In arguing that the ordinance is constitutional, the township relies heavily on Barnes, supra. The statute in Barnes, however, was significantly more definite than Ordinance 218. The statute in Barnes provides:

“(a) A person who knowingly or intentionally, in a public place:
“(1) engages in sexual intercourse;
“(2) engages in deviate sexual conduct;
“(3) appears in the state of nudity; or
“(4) fondles the genitals of himself or another person; commits public indecency, a class A misdemeanor.
“(b) ‘Nudity* means the showing of the human male or female genitals, pubic area or buttock with less than a fully opaque covering, a showing of the female breasts *479with less than a fully opaque covering of any part of the nipple, or the showing of covered male genitals in a discemibly turgid state.” Barnes at 2463-64.

Both indecency and nudity are specifically defined so that enforcement of the statute is not within the sole discretion of law enforcement officers.

Loyalsock Township claims the ordinance is not vague because the phrase, “lewd, immoral or improper entertainment” is not unconstitutionally vague under various Pennsylvania Liquor Code cases. (Citing, Tahiti Bar Inc.

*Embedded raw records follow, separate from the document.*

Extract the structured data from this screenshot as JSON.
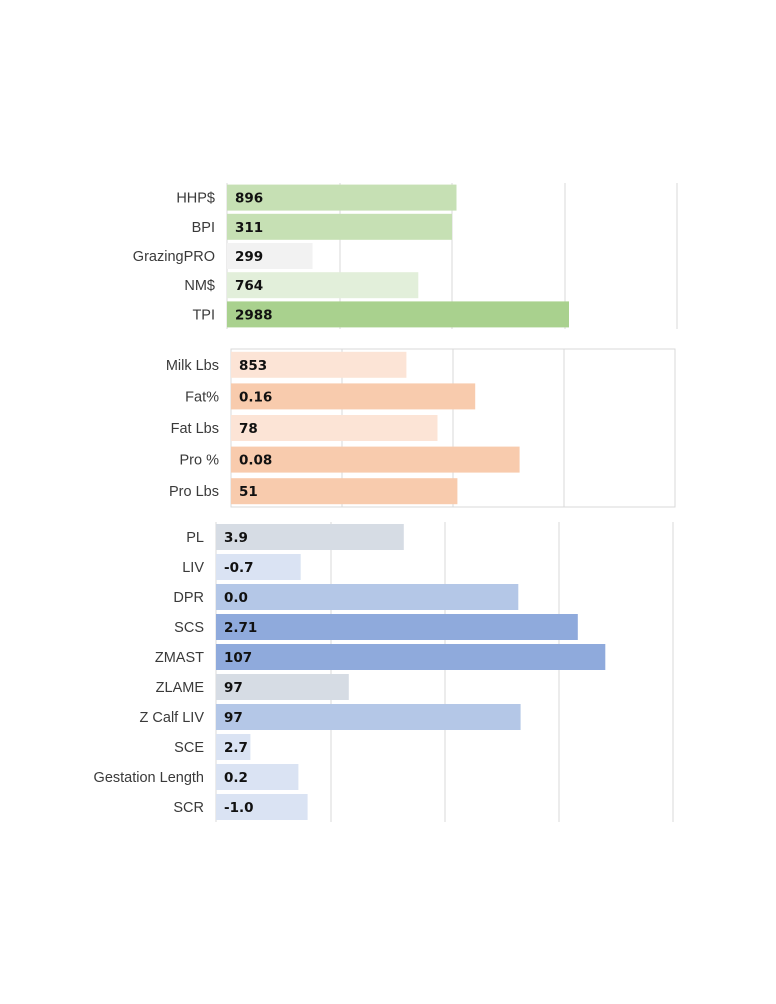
{
  "chart_data": [
    {
      "type": "bar",
      "orientation": "horizontal",
      "title": "",
      "xlabel": "",
      "ylabel": "",
      "categories": [
        "HHP$",
        "BPI",
        "GrazingPRO",
        "NM$",
        "TPI"
      ],
      "value_labels": [
        "896",
        "311",
        "299",
        "764",
        "2988"
      ],
      "values": [
        0.51,
        0.5,
        0.19,
        0.425,
        0.76
      ],
      "colors": [
        "#c6e0b4",
        "#c6e0b4",
        "#f2f2f2",
        "#e2efda",
        "#a9d18e"
      ],
      "grid": true
    },
    {
      "type": "bar",
      "orientation": "horizontal",
      "title": "",
      "xlabel": "",
      "ylabel": "",
      "categories": [
        "Milk Lbs",
        "Fat%",
        "Fat Lbs",
        "Pro %",
        "Pro Lbs"
      ],
      "value_labels": [
        "853",
        "0.16",
        "78",
        "0.08",
        "51"
      ],
      "values": [
        0.395,
        0.55,
        0.465,
        0.65,
        0.51
      ],
      "colors": [
        "#fce4d6",
        "#f8cbad",
        "#fce4d6",
        "#f8cbad",
        "#f8cbad"
      ],
      "grid": true,
      "frame": true
    },
    {
      "type": "bar",
      "orientation": "horizontal",
      "title": "",
      "xlabel": "",
      "ylabel": "",
      "categories": [
        "PL",
        "LIV",
        "DPR",
        "SCS",
        "ZMAST",
        "ZLAME",
        "Z Calf LIV",
        "SCE",
        "Gestation Length",
        "SCR"
      ],
      "value_labels": [
        "3.9",
        "-0.7",
        "0.0",
        "2.71",
        "107",
        "97",
        "97",
        "2.7",
        "0.2",
        "-1.0"
      ],
      "values": [
        0.41,
        0.185,
        0.66,
        0.79,
        0.85,
        0.29,
        0.665,
        0.075,
        0.18,
        0.2
      ],
      "colors": [
        "#d6dce4",
        "#dae3f3",
        "#b4c7e7",
        "#8faadc",
        "#8faadc",
        "#d6dce4",
        "#b4c7e7",
        "#dae3f3",
        "#dae3f3",
        "#dae3f3"
      ],
      "grid": true
    }
  ]
}
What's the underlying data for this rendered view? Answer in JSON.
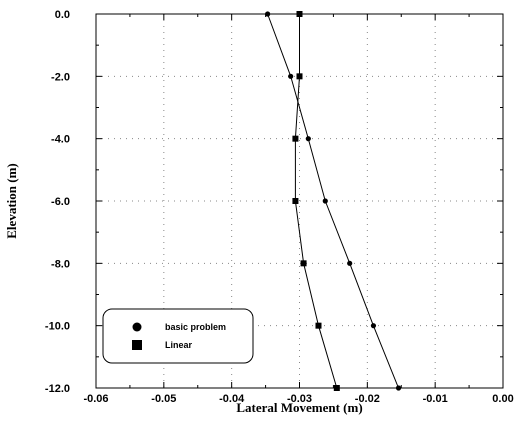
{
  "chart_data": {
    "type": "line",
    "xlabel": "Lateral Movement (m)",
    "ylabel": "Elevation (m)",
    "xlim": [
      -0.06,
      0.0
    ],
    "ylim": [
      -12.0,
      0.0
    ],
    "x_ticks": [
      -0.06,
      -0.05,
      -0.04,
      -0.03,
      -0.02,
      -0.01,
      0.0
    ],
    "x_tick_labels": [
      "-0.06",
      "-0.05",
      "-0.04",
      "-0.03",
      "-0.02",
      "-0.01",
      "0.00"
    ],
    "y_ticks": [
      0,
      -2,
      -4,
      -6,
      -8,
      -10,
      -12
    ],
    "y_tick_labels": [
      "0.0",
      "-2.0",
      "-4.0",
      "-6.0",
      "-8.0",
      "-10.0",
      "-12.0"
    ],
    "grid": true,
    "legend_position": "bottom-left",
    "series": [
      {
        "name": "basic problem",
        "marker": "circle",
        "color": "#000000",
        "points": [
          {
            "x": -0.0347,
            "y": 0.0
          },
          {
            "x": -0.0313,
            "y": -2.0
          },
          {
            "x": -0.0287,
            "y": -4.0
          },
          {
            "x": -0.0262,
            "y": -6.0
          },
          {
            "x": -0.0226,
            "y": -8.0
          },
          {
            "x": -0.0191,
            "y": -10.0
          },
          {
            "x": -0.0154,
            "y": -12.0
          }
        ]
      },
      {
        "name": "Linear",
        "marker": "square",
        "color": "#000000",
        "points": [
          {
            "x": -0.03,
            "y": 0.0
          },
          {
            "x": -0.03,
            "y": -2.0
          },
          {
            "x": -0.0306,
            "y": -4.0
          },
          {
            "x": -0.0306,
            "y": -6.0
          },
          {
            "x": -0.0294,
            "y": -8.0
          },
          {
            "x": -0.0272,
            "y": -10.0
          },
          {
            "x": -0.0245,
            "y": -12.0
          }
        ]
      }
    ]
  }
}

Liquor License Case, 395 Pa. 355, 150 A.2d 112 (1959); Commonwealth, Liquor Control Board v. J.P.W.G. Inc., 88 Pa. Commw. 385, 489 A.2d 992 (1985); BJJ Enterprises Inc. v. Commonwealth, 85 Pa. Commw. 372, 481 A.2d 1253 (1984); Pa.LCB. v. TrisDad Inc., 68 Pa. Commw. 176, 448 A.2d 690 (1982); Sappia Liquor License Case, 34 Pa. Commw. 271, 383 A.2d 1283 (1978); Diana Appeal, 31 Pa. Commw. 363, 375 A.2d 1386 (1977).) There are several factors that render these cases distinguishable. First, the Pennsylvania Liquor Code provides only for a civil penalty — the revocation of a liquor license; Loyalsock Township Ordinance 218 is a criminal statute, which requires a more restrictive interpretation. In re Tahiti Bar at 364, 150 A.2d at 118. Second, of major significance in the liquor code cases was the fact that an “individual has no constitutional right to engage in the business of selling alcoholic beverages.” Id. at 1362, 150 A.2d at 116. In comparison, an individual has a right to engage in First Amendment freedoms. Third, the cases plaintiff cites are limited to instances involving Liquor Code licensees. Tahiti Bar at 360, 150 A.2d at 115 (“The significant and determinative question is whether or not a state in its regulation of the privilege of dispensing alcoholic beverages may condition that privilege by prohibiting types of conduct and action that in *480another setting might be constitutionally protected.”) (emphasis added); Commonwealth, Liquor Control Board v. J.P.W.G. Inc., 88 Pa. Commw. 385, 392, 489 A.2d 992, 995 (1985) (“... nude dancing may be accepted ‘in this day and age’ in other forms of entertainment.”) Furthermore, had the township intended that lewd, immoral or improper entertainment be given the same interpretation as the Liquor Code cases, it could have expressly done so in the ordinance. When discussing the term “alcoholic beverages,” the township specifically directs the reader to the Liquor Code. The township could have put the defendant on notice of the definition of lewd, immoral and improper in a similar fashion.

ORDER

And now, November 19, 1991, for the foregoing reasons, defendant’s conviction is vácated and the case is dismissed.